Thursday, 13 January 2000
The development of a combined microwave/infrared satellite technique for estimating convective and stratiform rainfall and its application in studying the diurnal variability of rainfall in Amazonia is presented. The current technique, takes advantage of the 30-minute sampling and 4 km spatial resolution of the infrared channel and the better physics of the microwave retrieval. The resultant method is subsequently used to derive the diurnal variability of rainfall over the entire northern half of South America, and includes the partition of the rainfall into the contributions from its convective and stratiform components. The technique is applied to the four-month period beginning January 1999, which coincided with the TRMM/LBA ground validation program over Rondonia, Brazil.

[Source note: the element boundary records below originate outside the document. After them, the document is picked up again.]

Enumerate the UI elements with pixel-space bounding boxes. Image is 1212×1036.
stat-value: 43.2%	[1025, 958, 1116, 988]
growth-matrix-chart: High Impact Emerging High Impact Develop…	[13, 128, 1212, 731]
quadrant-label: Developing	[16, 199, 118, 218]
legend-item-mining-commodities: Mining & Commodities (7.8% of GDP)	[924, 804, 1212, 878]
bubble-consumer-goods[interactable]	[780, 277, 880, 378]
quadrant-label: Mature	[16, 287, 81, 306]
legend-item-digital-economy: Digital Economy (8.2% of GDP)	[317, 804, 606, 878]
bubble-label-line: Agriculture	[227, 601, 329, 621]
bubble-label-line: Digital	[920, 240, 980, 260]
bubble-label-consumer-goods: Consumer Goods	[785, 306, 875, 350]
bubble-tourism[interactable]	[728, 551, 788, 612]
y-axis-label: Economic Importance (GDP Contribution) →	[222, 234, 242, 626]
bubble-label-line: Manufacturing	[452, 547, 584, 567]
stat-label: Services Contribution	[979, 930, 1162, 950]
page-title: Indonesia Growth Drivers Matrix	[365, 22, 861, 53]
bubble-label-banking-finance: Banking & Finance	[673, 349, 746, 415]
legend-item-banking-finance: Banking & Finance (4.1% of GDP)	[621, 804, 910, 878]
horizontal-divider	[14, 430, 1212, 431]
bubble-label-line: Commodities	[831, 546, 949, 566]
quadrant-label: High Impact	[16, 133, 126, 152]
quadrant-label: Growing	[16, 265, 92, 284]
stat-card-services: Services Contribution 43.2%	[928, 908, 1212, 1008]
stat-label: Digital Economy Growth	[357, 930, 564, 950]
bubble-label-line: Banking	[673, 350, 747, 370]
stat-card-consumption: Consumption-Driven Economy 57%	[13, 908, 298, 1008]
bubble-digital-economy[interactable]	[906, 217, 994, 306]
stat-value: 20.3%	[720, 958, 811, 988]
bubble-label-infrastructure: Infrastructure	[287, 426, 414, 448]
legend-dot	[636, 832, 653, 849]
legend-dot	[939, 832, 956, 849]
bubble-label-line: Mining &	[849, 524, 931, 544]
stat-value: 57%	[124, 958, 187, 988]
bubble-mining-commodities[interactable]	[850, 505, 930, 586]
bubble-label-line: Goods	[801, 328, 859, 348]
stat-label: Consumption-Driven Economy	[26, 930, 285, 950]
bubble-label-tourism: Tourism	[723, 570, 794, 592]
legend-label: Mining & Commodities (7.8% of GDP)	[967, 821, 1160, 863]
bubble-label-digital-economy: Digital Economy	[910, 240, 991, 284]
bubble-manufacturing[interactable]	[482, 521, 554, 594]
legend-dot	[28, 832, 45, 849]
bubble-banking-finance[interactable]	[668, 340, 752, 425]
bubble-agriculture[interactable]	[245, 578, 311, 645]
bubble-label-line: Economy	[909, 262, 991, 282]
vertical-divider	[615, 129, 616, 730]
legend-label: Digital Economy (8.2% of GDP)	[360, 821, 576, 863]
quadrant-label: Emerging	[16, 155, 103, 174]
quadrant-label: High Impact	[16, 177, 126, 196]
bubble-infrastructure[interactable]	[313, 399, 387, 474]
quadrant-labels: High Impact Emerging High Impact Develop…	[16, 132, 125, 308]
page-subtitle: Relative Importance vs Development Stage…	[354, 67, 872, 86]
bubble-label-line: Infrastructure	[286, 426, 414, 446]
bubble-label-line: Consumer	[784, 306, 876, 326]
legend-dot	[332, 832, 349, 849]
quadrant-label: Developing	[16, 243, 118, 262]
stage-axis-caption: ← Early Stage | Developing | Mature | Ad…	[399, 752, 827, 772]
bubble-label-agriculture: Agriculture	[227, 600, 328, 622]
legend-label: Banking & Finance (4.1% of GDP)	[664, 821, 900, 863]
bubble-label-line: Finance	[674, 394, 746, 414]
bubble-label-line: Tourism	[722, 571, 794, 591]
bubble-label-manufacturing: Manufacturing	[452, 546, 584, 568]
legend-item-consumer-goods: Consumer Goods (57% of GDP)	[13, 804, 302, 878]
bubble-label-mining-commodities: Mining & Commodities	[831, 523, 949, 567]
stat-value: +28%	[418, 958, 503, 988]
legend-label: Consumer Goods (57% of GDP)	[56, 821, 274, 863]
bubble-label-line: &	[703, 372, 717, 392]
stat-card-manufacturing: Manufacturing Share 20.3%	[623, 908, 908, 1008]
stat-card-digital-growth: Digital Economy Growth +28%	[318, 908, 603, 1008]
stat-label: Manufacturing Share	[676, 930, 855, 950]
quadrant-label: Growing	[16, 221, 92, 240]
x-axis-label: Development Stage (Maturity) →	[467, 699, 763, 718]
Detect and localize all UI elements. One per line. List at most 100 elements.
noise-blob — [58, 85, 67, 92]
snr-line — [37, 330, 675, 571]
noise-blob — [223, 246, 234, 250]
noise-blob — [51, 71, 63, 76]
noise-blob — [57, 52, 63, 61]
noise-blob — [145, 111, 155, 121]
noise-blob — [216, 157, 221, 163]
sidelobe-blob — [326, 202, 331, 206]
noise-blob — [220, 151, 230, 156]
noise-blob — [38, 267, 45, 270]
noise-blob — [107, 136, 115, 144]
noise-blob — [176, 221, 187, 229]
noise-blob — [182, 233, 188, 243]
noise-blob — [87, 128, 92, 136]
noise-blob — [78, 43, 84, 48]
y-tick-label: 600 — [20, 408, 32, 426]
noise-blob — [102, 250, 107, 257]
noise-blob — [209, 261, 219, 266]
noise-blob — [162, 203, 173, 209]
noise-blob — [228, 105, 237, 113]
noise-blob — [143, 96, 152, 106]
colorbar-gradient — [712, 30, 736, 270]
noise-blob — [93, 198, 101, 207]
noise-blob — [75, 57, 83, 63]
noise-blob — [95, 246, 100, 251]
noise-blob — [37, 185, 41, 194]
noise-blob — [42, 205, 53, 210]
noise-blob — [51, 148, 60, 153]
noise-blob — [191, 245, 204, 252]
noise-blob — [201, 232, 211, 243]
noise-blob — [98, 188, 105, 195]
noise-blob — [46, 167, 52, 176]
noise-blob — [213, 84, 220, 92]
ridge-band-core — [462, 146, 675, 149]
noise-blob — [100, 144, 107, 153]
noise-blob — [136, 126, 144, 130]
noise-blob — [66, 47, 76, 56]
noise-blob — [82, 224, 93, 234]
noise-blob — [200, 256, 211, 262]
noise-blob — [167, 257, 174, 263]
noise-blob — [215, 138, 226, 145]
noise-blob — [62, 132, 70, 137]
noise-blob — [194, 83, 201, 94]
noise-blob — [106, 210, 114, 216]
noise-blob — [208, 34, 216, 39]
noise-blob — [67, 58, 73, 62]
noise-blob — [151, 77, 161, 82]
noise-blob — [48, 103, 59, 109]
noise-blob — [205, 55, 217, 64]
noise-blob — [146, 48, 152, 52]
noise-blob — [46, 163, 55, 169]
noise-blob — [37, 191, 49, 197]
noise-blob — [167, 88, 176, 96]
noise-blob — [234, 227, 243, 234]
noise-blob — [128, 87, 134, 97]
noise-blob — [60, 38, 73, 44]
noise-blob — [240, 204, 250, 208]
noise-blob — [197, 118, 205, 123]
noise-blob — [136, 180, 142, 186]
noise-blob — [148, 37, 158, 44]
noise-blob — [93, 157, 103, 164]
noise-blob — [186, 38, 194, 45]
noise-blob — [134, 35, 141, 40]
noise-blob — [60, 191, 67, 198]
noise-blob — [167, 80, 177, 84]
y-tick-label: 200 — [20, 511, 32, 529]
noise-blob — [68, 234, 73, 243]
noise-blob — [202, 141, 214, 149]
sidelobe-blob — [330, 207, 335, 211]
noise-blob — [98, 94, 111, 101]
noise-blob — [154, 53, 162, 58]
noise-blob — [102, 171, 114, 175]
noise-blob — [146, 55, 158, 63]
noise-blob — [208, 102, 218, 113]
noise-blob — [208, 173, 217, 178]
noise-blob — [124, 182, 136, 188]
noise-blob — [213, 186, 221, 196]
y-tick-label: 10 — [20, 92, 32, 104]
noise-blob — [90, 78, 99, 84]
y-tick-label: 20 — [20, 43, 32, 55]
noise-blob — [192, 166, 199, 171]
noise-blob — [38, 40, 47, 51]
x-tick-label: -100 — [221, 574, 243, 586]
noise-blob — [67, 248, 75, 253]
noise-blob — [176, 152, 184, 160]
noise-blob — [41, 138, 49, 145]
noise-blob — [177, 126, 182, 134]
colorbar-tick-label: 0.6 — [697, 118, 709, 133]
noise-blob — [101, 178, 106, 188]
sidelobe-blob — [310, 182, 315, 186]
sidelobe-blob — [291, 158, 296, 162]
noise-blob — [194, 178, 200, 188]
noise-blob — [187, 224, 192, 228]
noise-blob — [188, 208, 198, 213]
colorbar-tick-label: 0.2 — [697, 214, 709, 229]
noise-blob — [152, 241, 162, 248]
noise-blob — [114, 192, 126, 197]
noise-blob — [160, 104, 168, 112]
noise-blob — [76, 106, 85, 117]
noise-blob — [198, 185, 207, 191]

Radar data from the TOGA radar, available every 10 minutes, are used as validation in an area approx. 150 km around the radar site (11 N, 62W). Results are compared to the
same four-month period in 1996. Derived differences between morning (5-7 LT) and evening (17-19 LT) rainfall are compared to a 10-year microwave-based climatology.
Using an earlier version of this technique, promising results were found in the intercomparison between instataneous estimates and independent passive microwave-based rainfall. The diurnal variation of rainfall in early 1996 in brazil was well-described by the technique, as was the variation of the convective and stratiform components of the rainfall.